Seminere TMMOB adına Yönetim Kurulu II. Başkanı Hüseyin Yeşil katıldı. Açılışta sırası ile İnşaat Mühendisleri Odası İstanbul Şube Başkanı Cemal Gökçe, İnşaat Mühendisleri Odası Yönetim Kurulu Başkan Yardımcısı Serdar Harp, TMMOB Yönetim Kurulu II. Başkanı Hüseyin Yeşil ve Yunan Teknik Odası Genel Sekreteri Prof. Theodossios Tassios konuşma yaptılar.

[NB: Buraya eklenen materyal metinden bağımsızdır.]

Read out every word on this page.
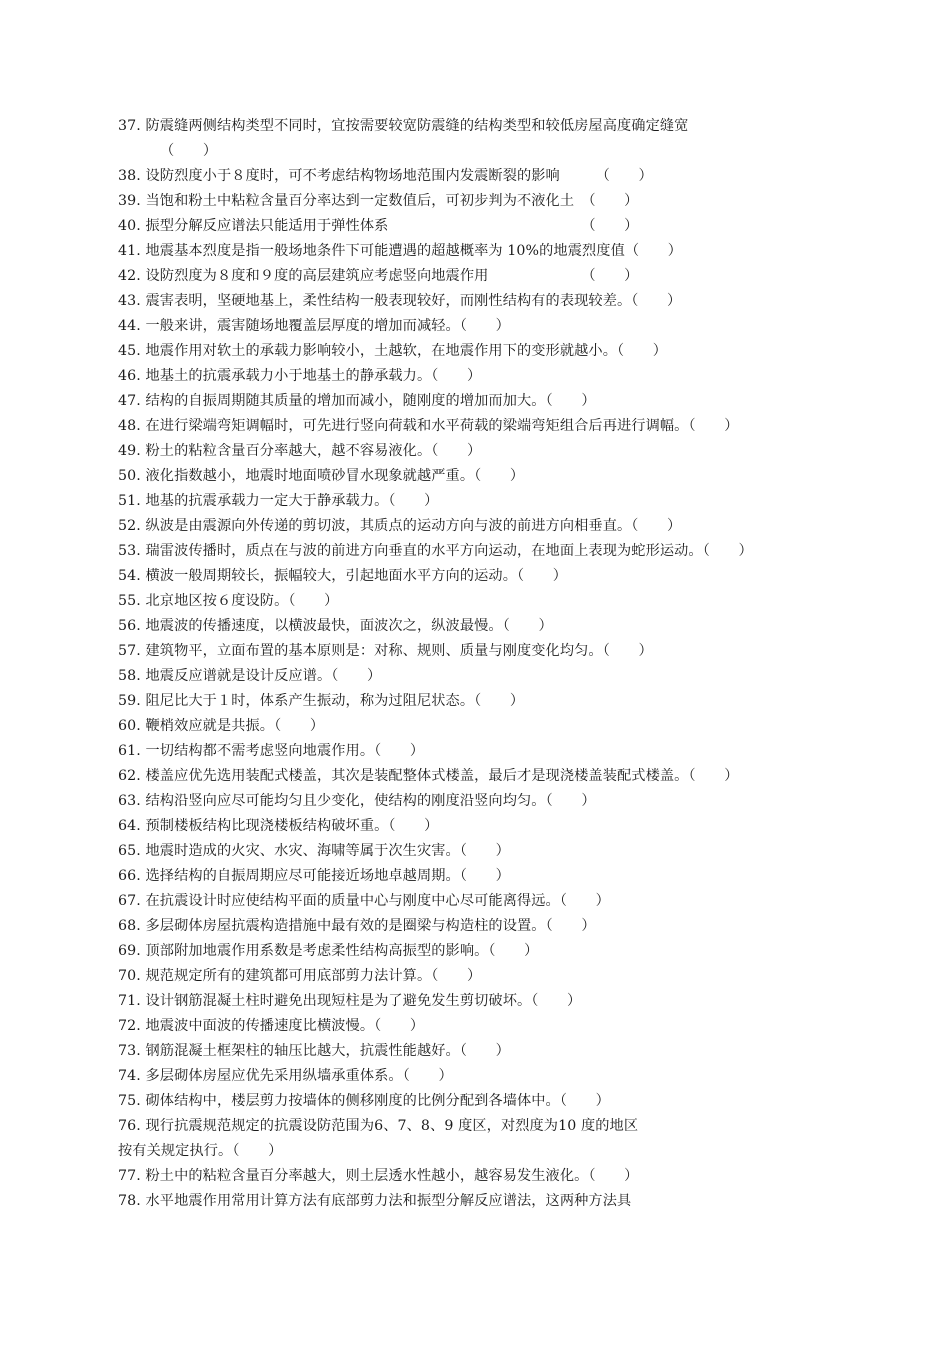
37. 防震缝两侧结构类型不同时，宜按需要较宽防震缝的结构类型和较低房屋高度确定缝宽
（　　）
38. 设防烈度小于８度时，可不考虑结构物场地范围内发震断裂的影响　　　（　　）
39. 当饱和粉土中粘粒含量百分率达到一定数值后，可初步判为不液化土　（　　）
40. 振型分解反应谱法只能适用于弹性体系　　　　　　　　　　　　　　（　　）
41. 地震基本烈度是指一般场地条件下可能遭遇的超越概率为 10%的地震烈度值（　　）
42. 设防烈度为８度和９度的高层建筑应考虑竖向地震作用　　　　　　　（　　）
43. 震害表明，坚硬地基上，柔性结构一般表现较好，而刚性结构有的表现较差。（　　）
44. 一般来讲，震害随场地覆盖层厚度的增加而减轻。（　　）
45. 地震作用对软土的承载力影响较小，土越软，在地震作用下的变形就越小。（　　）
46. 地基土的抗震承载力小于地基土的静承载力。（　　）
47. 结构的自振周期随其质量的增加而减小，随刚度的增加而加大。（　　）
48. 在进行梁端弯矩调幅时，可先进行竖向荷载和水平荷载的梁端弯矩组合后再进行调幅。（　　）
49. 粉土的粘粒含量百分率越大，越不容易液化。（　　）
50. 液化指数越小，地震时地面喷砂冒水现象就越严重。（　　）
51. 地基的抗震承载力一定大于静承载力。（　　）
52. 纵波是由震源向外传递的剪切波，其质点的运动方向与波的前进方向相垂直。（　　）
53. 瑞雷波传播时，质点在与波的前进方向垂直的水平方向运动，在地面上表现为蛇形运动。（　　）
54. 横波一般周期较长，振幅较大，引起地面水平方向的运动。（　　）
55. 北京地区按６度设防。（　　）
56. 地震波的传播速度，以横波最快，面波次之，纵波最慢。（　　）
57. 建筑物平，立面布置的基本原则是：对称、规则、质量与刚度变化均匀。（　　）
58. 地震反应谱就是设计反应谱。（　　）
59. 阻尼比大于１时，体系产生振动，称为过阻尼状态。（　　）
60. 鞭梢效应就是共振。（　　）
61. 一切结构都不需考虑竖向地震作用。（　　）
62. 楼盖应优先选用装配式楼盖，其次是装配整体式楼盖，最后才是现浇楼盖装配式楼盖。（　　）
63. 结构沿竖向应尽可能均匀且少变化，使结构的刚度沿竖向均匀。（　　）
64. 预制楼板结构比现浇楼板结构破坏重。（　　）
65. 地震时造成的火灾、水灾、海啸等属于次生灾害。（　　）
66. 选择结构的自振周期应尽可能接近场地卓越周期。（　　）
67. 在抗震设计时应使结构平面的质量中心与刚度中心尽可能离得远。（　　）
68. 多层砌体房屋抗震构造措施中最有效的是圈梁与构造柱的设置。（　　）
69. 顶部附加地震作用系数是考虑柔性结构高振型的影响。（　　）
70. 规范规定所有的建筑都可用底部剪力法计算。（　　）
71. 设计钢筋混凝土柱时避免出现短柱是为了避免发生剪切破坏。（　　）
72. 地震波中面波的传播速度比横波慢。（　　）
73. 钢筋混凝土框架柱的轴压比越大，抗震性能越好。（　　）
74. 多层砌体房屋应优先采用纵墙承重体系。（　　）
75. 砌体结构中，楼层剪力按墙体的侧移刚度的比例分配到各墙体中。（　　）
76. 现行抗震规范规定的抗震设防范围为6、7、8、9 度区，对烈度为10 度的地区
按有关规定执行。（　　）
77. 粉土中的粘粒含量百分率越大，则土层透水性越小，越容易发生液化。（　　）
78. 水平地震作用常用计算方法有底部剪力法和振型分解反应谱法，这两种方法具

TMMOB Yönetim Kurulu II. Başkanı Hüseyin Yeşil, TMMOB ve bağlı odalarının son yıllarda giderek artan uluslararası ilişkilerine, İnşaat Mühendisleri Odası ile Yunan Teknik Odası‘nın ortaklaşa düzenledikleri seminerin ayrı bir boyut kattığını söyledi.
Hüseyin Yeşil‘in konuşması şöyle:
"TMMOB, çok sayıda uluslararası kuruluş ve platformların üyesi veya katılımcısıdır. (WFEO, SEFİ, FEANİ, COPİSEE, DSF, ASF v.b) TMMOB, Dünya Mühendislik Örgütleri Federasyonu‘nun (WFEO) her dönem genel kurullarına katılır.

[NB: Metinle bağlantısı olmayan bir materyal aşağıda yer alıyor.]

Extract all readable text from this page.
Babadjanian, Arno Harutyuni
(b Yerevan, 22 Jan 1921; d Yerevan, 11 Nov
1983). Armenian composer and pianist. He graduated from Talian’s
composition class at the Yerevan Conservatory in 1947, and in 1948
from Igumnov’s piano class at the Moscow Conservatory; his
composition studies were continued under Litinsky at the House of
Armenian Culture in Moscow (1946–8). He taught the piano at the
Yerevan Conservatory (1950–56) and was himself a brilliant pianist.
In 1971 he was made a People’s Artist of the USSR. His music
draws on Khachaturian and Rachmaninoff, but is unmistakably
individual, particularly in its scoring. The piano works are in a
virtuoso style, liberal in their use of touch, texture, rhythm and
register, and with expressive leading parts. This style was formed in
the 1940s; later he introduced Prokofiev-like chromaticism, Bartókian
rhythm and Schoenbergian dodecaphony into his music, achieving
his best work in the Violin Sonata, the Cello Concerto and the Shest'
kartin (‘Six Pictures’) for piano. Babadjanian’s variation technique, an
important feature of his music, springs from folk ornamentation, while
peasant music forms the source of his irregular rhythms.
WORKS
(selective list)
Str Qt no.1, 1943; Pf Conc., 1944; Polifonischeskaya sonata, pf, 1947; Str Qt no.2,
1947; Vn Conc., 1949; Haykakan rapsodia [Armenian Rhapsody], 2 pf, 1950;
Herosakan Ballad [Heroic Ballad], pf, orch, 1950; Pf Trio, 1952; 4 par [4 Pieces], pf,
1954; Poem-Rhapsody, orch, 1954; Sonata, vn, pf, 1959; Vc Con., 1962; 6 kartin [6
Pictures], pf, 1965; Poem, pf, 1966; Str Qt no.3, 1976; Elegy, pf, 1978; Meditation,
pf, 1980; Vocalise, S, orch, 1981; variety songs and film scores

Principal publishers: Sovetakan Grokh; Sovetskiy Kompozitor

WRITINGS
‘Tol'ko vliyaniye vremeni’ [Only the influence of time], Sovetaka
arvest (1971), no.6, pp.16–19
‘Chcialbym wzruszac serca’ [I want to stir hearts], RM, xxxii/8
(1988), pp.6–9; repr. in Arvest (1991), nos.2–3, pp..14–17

Avrupa Ulusal Mühendis Örgütleri Federasyonu (FEANİ) ile İstanbul ve Ankara‘da çeşitli toplantı ve görüşmeler yapıldı. Mühendislik Eğitimleri İçin Avrupa Topluluğu‘nun (SEFİ) son toplantısı geçen yıl Ankara‘da yapıldı. 1980 öncesinde üyesi olduğumuz Güneydoğu Avrupa Ülkeleri Mühendislik Birlikler Federasyonu‘nun (COPİSSE) uzun yıllar ara verilen çalışmalarına Yunan Teknik Odası‘nın girişimleri ile yeniden başlandı ve bu doğrultuda bu yılın başında Atina ve İstanbul‘da iki toplantı yapıldı. TMMOB, Atina‘da 4-7 Mayıs 2006 tarihlerinde yapılan 4. Avrupa Sosyal Forumu‘nun aktif bir bileşeni idi. Orada kendi uzmanlık alanları ile ilgili 6 seminer örgütledi ve sundu. (Enerji, Tarım, Sanayileşme, İklim Değişikliği, GDO, Kentleşme)
Ayrıca odalarımızın da kendi alanlarında uluslararası meslek örgütleri ile ilişkileri giderek artmakta ve gelişmektedir.

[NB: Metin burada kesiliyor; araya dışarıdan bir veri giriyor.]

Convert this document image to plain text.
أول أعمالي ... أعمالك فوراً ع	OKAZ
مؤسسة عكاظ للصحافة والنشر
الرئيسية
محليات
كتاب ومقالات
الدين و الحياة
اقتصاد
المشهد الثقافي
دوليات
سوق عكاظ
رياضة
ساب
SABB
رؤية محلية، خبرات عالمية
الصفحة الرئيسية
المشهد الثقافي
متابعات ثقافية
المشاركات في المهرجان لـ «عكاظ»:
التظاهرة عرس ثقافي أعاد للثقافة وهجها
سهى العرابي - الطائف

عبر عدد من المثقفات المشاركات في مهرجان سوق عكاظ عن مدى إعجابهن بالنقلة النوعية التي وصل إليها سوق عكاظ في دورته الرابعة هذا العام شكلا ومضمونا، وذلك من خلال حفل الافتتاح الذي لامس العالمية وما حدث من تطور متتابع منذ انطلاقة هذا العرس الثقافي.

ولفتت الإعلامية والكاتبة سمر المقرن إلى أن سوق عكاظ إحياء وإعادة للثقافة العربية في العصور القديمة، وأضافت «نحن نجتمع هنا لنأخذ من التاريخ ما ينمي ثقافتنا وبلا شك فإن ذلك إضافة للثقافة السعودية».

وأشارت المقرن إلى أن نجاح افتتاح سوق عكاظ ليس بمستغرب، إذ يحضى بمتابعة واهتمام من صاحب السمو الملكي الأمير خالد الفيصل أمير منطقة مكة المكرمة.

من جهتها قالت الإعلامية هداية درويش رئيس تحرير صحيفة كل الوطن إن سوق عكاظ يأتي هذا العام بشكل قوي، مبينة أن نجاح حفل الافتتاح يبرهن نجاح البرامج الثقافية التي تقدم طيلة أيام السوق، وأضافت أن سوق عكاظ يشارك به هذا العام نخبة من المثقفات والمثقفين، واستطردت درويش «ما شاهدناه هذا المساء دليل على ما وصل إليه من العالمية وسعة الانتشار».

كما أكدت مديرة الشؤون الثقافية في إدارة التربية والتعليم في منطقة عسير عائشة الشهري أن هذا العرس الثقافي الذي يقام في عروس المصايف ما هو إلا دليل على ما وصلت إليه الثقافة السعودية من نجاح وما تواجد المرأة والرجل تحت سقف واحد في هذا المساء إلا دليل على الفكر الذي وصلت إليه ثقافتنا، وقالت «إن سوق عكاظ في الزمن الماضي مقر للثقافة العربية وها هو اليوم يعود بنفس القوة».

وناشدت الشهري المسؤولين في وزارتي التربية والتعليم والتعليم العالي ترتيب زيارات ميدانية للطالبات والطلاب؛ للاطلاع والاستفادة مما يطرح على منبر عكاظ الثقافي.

Bu seminerde, iki komşu ülkenin bilim insanları ve meslek odalarının uzman ve ilgilileri ülkemizi yakından ilgilendiren yapı üretimi, denetimi, mühendislik eğitimi gibi konularda görüş alışverişinde bulunacaklardır.
1999 depremi de ortaya çıkarmıştır ki, Türkiye‘de bu alanda önemli sorunlar yaşanmaktadır. Bu konuda TMMOB ve bağlı odalarının görüşlerini ve uyarılarını gözönüne almadan çıkarılan "Yapı Denetimi Yasası" ve konu ile ilgili çıkarılan diğer yasalar sorunu çözmek yerine daha da karmaşık hale getirmiştir.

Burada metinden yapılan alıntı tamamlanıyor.